Browse Month: March 2012

Natural Highlights of a 6 year Odyssey

With Earth Day coming up on the 22nd of April, we’re taking time to reflect on the natural highlights of our six year odyssey across Southeast Asia.

Earth Day is intended to inspire humans to appreciate our natural environment. And nature certainly deserves appreciation since we depend on it for our survival. We depend on nature and we love it!

When we study the mushrooming towns, cities and roads, we look around and everywhere we see eyesores. On the other hand, when we look an untouched natural landscape (a forest, a million year old mountain range, a blanket of stars over an endless blue ocean, or a palm fringed beach touched by sunrise) what we see inspires happiness. This is reason enough to preserve nature and we must focus our efforts strongly in this direction.

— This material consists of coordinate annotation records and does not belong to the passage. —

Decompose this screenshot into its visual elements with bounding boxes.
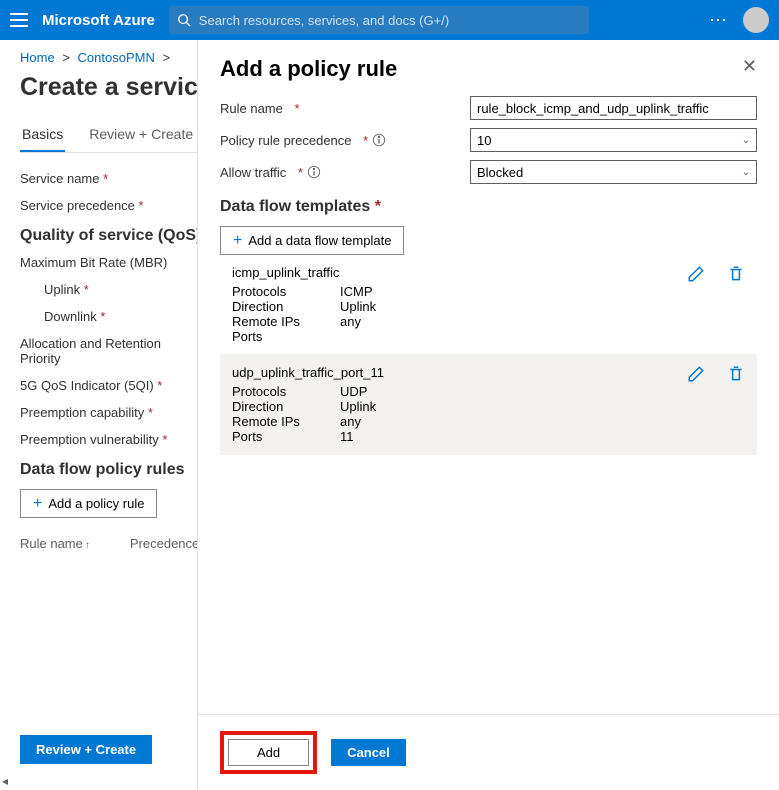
col-precedence[interactable]: Precedence	[130, 536, 199, 551]
close-icon[interactable]: ✕	[742, 56, 757, 77]
edit-icon[interactable]	[687, 365, 705, 383]
sort-up-icon: ↑	[85, 540, 90, 551]
avatar[interactable]	[743, 7, 769, 33]
templates-heading: Data flow templates *	[220, 198, 757, 216]
info-icon[interactable]	[307, 165, 321, 179]
label-rule-precedence: Policy rule precedence *	[220, 133, 470, 148]
label-5qi: 5G QoS Indicator (5QI) *	[20, 378, 200, 393]
template-name: udp_uplink_traffic_port_11	[220, 365, 757, 380]
review-create-button[interactable]: Review + Create	[20, 735, 152, 764]
label-service-precedence: Service precedence *	[20, 198, 200, 213]
search-icon	[177, 13, 191, 27]
chevron-down-icon: ⌄	[742, 135, 750, 146]
breadcrumb-home[interactable]: Home	[20, 50, 55, 65]
tab-basics[interactable]: Basics	[20, 120, 65, 152]
global-search[interactable]	[169, 6, 589, 34]
info-icon[interactable]	[372, 133, 386, 147]
delete-icon[interactable]	[727, 365, 745, 383]
label-allow-traffic: Allow traffic *	[220, 165, 470, 180]
add-template-button[interactable]: + Add a data flow template	[220, 226, 404, 255]
col-rule-name[interactable]: Rule name↑	[20, 536, 90, 551]
brand-logo: Microsoft Azure	[42, 12, 155, 29]
breadcrumb-parent[interactable]: ContosoPMN	[78, 50, 155, 65]
search-input[interactable]	[199, 13, 581, 28]
scroll-left-hint: ◂	[2, 774, 8, 788]
hamburger-icon[interactable]	[10, 13, 28, 27]
azure-top-bar: Microsoft Azure ⋯	[0, 0, 779, 40]
allow-traffic-select[interactable]: Blocked⌄	[470, 160, 757, 184]
flyout-footer: Add Cancel	[198, 714, 779, 790]
label-mbr: Maximum Bit Rate (MBR)	[20, 255, 200, 270]
add-policy-rule-panel: Add a policy rule ✕ Rule name * Policy r…	[197, 40, 779, 790]
edit-icon[interactable]	[687, 265, 705, 283]
rule-name-input[interactable]	[470, 96, 757, 120]
flyout-title: Add a policy rule	[220, 56, 397, 82]
add-button[interactable]: Add	[228, 739, 309, 766]
label-preemp-vuln: Preemption vulnerability *	[20, 432, 200, 447]
label-preemp-cap: Preemption capability *	[20, 405, 200, 420]
template-name: icmp_uplink_traffic	[220, 265, 757, 280]
add-policy-rule-button[interactable]: + Add a policy rule	[20, 489, 157, 518]
label-service-name: Service name *	[20, 171, 200, 186]
plus-icon: +	[33, 497, 42, 511]
tab-review[interactable]: Review + Create	[87, 120, 195, 152]
label-arp: Allocation and Retention Priority	[20, 336, 200, 366]
template-item: udp_uplink_traffic_port_11ProtocolsUDPDi…	[220, 355, 757, 455]
more-icon[interactable]: ⋯	[709, 10, 729, 31]
label-rule-name: Rule name *	[220, 101, 470, 116]
chevron-down-icon: ⌄	[742, 167, 750, 178]
precedence-select[interactable]: 10⌄	[470, 128, 757, 152]
cancel-button[interactable]: Cancel	[331, 739, 406, 766]
template-item: icmp_uplink_trafficProtocolsICMPDirectio…	[220, 255, 757, 355]
plus-icon: +	[233, 234, 242, 248]
highlight-box: Add	[220, 731, 317, 774]
delete-icon[interactable]	[727, 265, 745, 283]
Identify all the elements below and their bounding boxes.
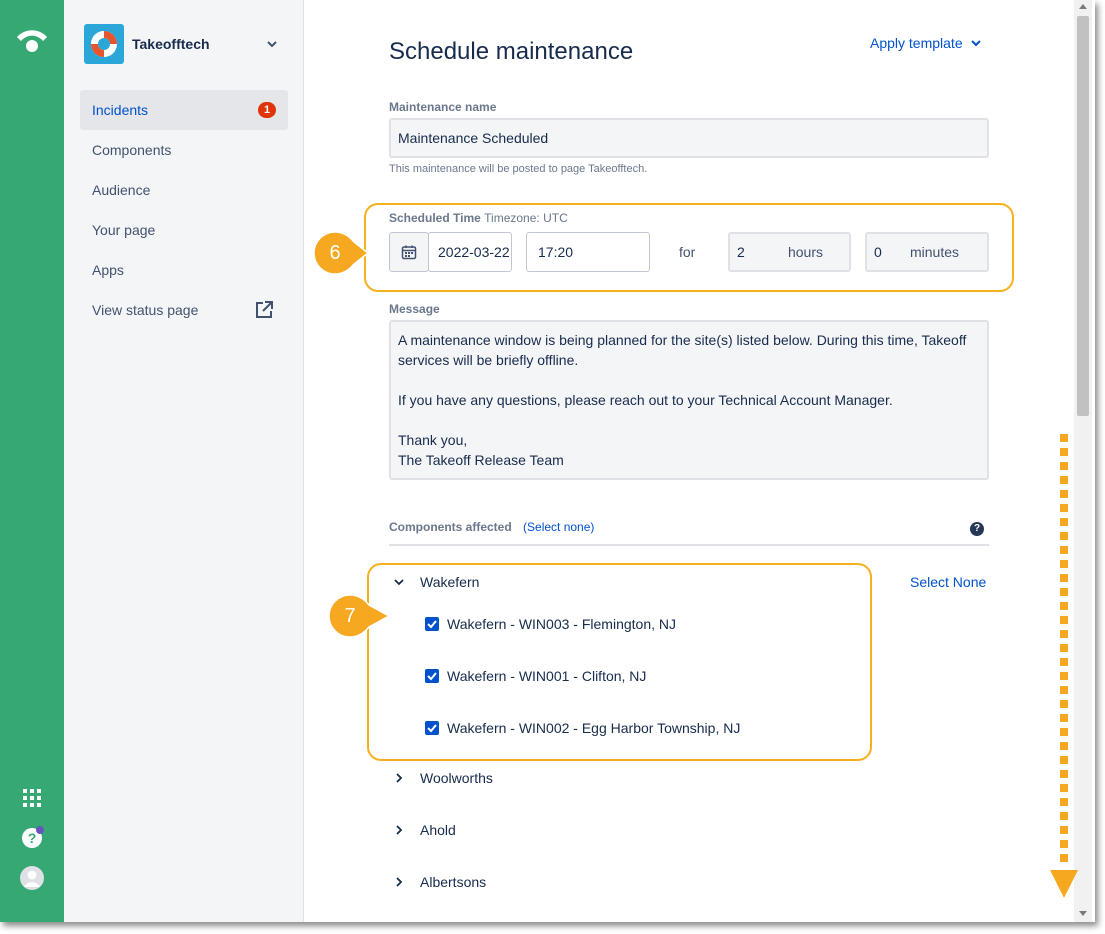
maintenance-name-input[interactable]: Maintenance Scheduled	[389, 118, 989, 158]
sidebar-item-label: Your page	[92, 222, 156, 238]
chevron-down-icon[interactable]	[266, 38, 278, 50]
external-link-icon[interactable]	[254, 300, 274, 320]
sidebar-nav: Incidents 1 Components Audience Your pag…	[80, 90, 288, 330]
group-toggle-ahold[interactable]: Ahold	[394, 822, 456, 838]
sidebar-item-view-status-page[interactable]: View status page	[80, 290, 288, 330]
app-window: ? Takeofftech Incidents 1 Components Aud…	[0, 0, 1095, 922]
org-logo	[84, 24, 124, 64]
maintenance-help-text: This maintenance will be posted to page …	[389, 163, 648, 175]
help-icon[interactable]: ?	[20, 826, 44, 850]
message-line: The Takeoff Release Team	[398, 452, 564, 468]
sidebar-item-apps[interactable]: Apps	[80, 250, 288, 290]
message-line: A maintenance window is being planned fo…	[398, 332, 967, 368]
sidebar-item-label: Apps	[92, 262, 124, 278]
org-name: Takeofftech	[132, 36, 210, 52]
chevron-right-icon	[396, 773, 403, 783]
annotation-step-badge: 7	[327, 593, 391, 639]
message-line: Thank you,	[398, 432, 468, 448]
global-rail: ?	[0, 0, 64, 922]
annotation-highlight-box	[364, 203, 1014, 292]
message-line: If you have any questions, please reach …	[398, 392, 893, 408]
apply-template-dropdown[interactable]: Apply template	[870, 35, 981, 51]
scroll-thumb[interactable]	[1077, 16, 1089, 416]
sidebar-item-your-page[interactable]: Your page	[80, 210, 288, 250]
help-icon[interactable]: ?	[970, 522, 984, 536]
page-title: Schedule maintenance	[389, 38, 634, 65]
svg-text:?: ?	[28, 830, 37, 846]
sidebar-item-label: Audience	[92, 182, 151, 198]
message-label: Message	[389, 302, 440, 316]
incident-count-badge: 1	[258, 102, 276, 118]
group-select-none-link[interactable]: Select None	[910, 574, 986, 590]
group-toggle-woolworths[interactable]: Woolworths	[394, 770, 493, 786]
statuspage-logo-icon[interactable]	[14, 26, 50, 56]
lifebuoy-icon	[91, 31, 117, 57]
dotted-down-arrow-icon	[1050, 434, 1078, 898]
components-affected-label: Components affected	[389, 520, 512, 534]
sidebar-item-audience[interactable]: Audience	[80, 170, 288, 210]
group-name: Albertsons	[420, 874, 487, 890]
maintenance-name-label: Maintenance name	[389, 100, 497, 114]
main-content: Schedule maintenance Apply template Main…	[304, 0, 1074, 922]
message-textarea[interactable]: A maintenance window is being planned fo…	[389, 320, 989, 480]
apply-template-label: Apply template	[870, 35, 963, 51]
sidebar-item-label: Incidents	[92, 102, 149, 118]
sidebar: Takeofftech Incidents 1 Components Audie…	[64, 0, 304, 922]
chevron-down-icon	[970, 40, 981, 47]
scroll-up-arrow-icon[interactable]	[1079, 4, 1087, 9]
apps-grid-icon[interactable]	[20, 786, 44, 810]
group-name: Woolworths	[420, 770, 493, 786]
components-select-none-link[interactable]: (Select none)	[523, 520, 594, 534]
annotation-step-badge: 6	[312, 230, 370, 276]
scroll-down-arrow-icon[interactable]	[1079, 911, 1087, 916]
chevron-right-icon	[396, 877, 403, 887]
annotation-highlight-box	[367, 563, 872, 761]
chevron-right-icon	[396, 825, 403, 835]
avatar-icon[interactable]	[20, 866, 44, 890]
sidebar-item-components[interactable]: Components	[80, 130, 288, 170]
org-switcher[interactable]: Takeofftech	[84, 24, 284, 64]
annotation-step-number: 7	[344, 605, 356, 627]
components-affected-header: Components affected (Select none) ?	[389, 520, 989, 546]
group-toggle-albertsons[interactable]: Albertsons	[394, 874, 486, 890]
annotation-step-number: 6	[329, 242, 341, 264]
sidebar-item-incidents[interactable]: Incidents 1	[80, 90, 288, 130]
group-name: Ahold	[420, 822, 456, 838]
sidebar-item-label: View status page	[92, 302, 199, 318]
maintenance-name-value: Maintenance Scheduled	[398, 130, 549, 146]
sidebar-item-label: Components	[92, 142, 172, 158]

In the 6 years since Raja Laut set sail we have crossed many seas, and seen a great deal of natural beauty. What were the highlights? Here are our 3 personal favourites:

The Komodo National Park

All of it – east to west, south to north, below and above water.  Savanna landscapes, contrast with aquamarine blue and sunsets that make unbelievable colour combinations, scuba diving sites that set the pulse racing, and the Komodo Dragon – a giant reptile that grows to 3 meters and feeds itself with carrion, birds and other mammals such as pigs or deers.

Seascapes of the Raja Ampat

In English, Raja Ampat means Four kings. Maybe it is a predestined name, because the Raja Ampat archipelago is truly majestic. The archipelago encompasses more than 1500 islands, the four main islands (hence the four kings ) being Misool, Salawati, Batanta and Waigeo.  Above water landscapes describe paradise, and below water seacapes are the most bio-diverse in the world.

 

Turtles in East Borneo

The nutrient rich water flowing through the Sulu-Sulawesi seas on the east coast of Borneo attract turtles in great numbers.  So much so that when you dive in Sidapan they’re swimming across, above, and below you so you’re almost bumping into them. Just below the scary drop off which plunges down 500m is the eerie Turtle tomb discovered by Jacques Cousteau.  On nearby Sangalaki island I was lucky enough to see turtles laying eggs on the island and even seeing turtles eggs hatching and little turtles running down the beach at night.  This was a magical experience.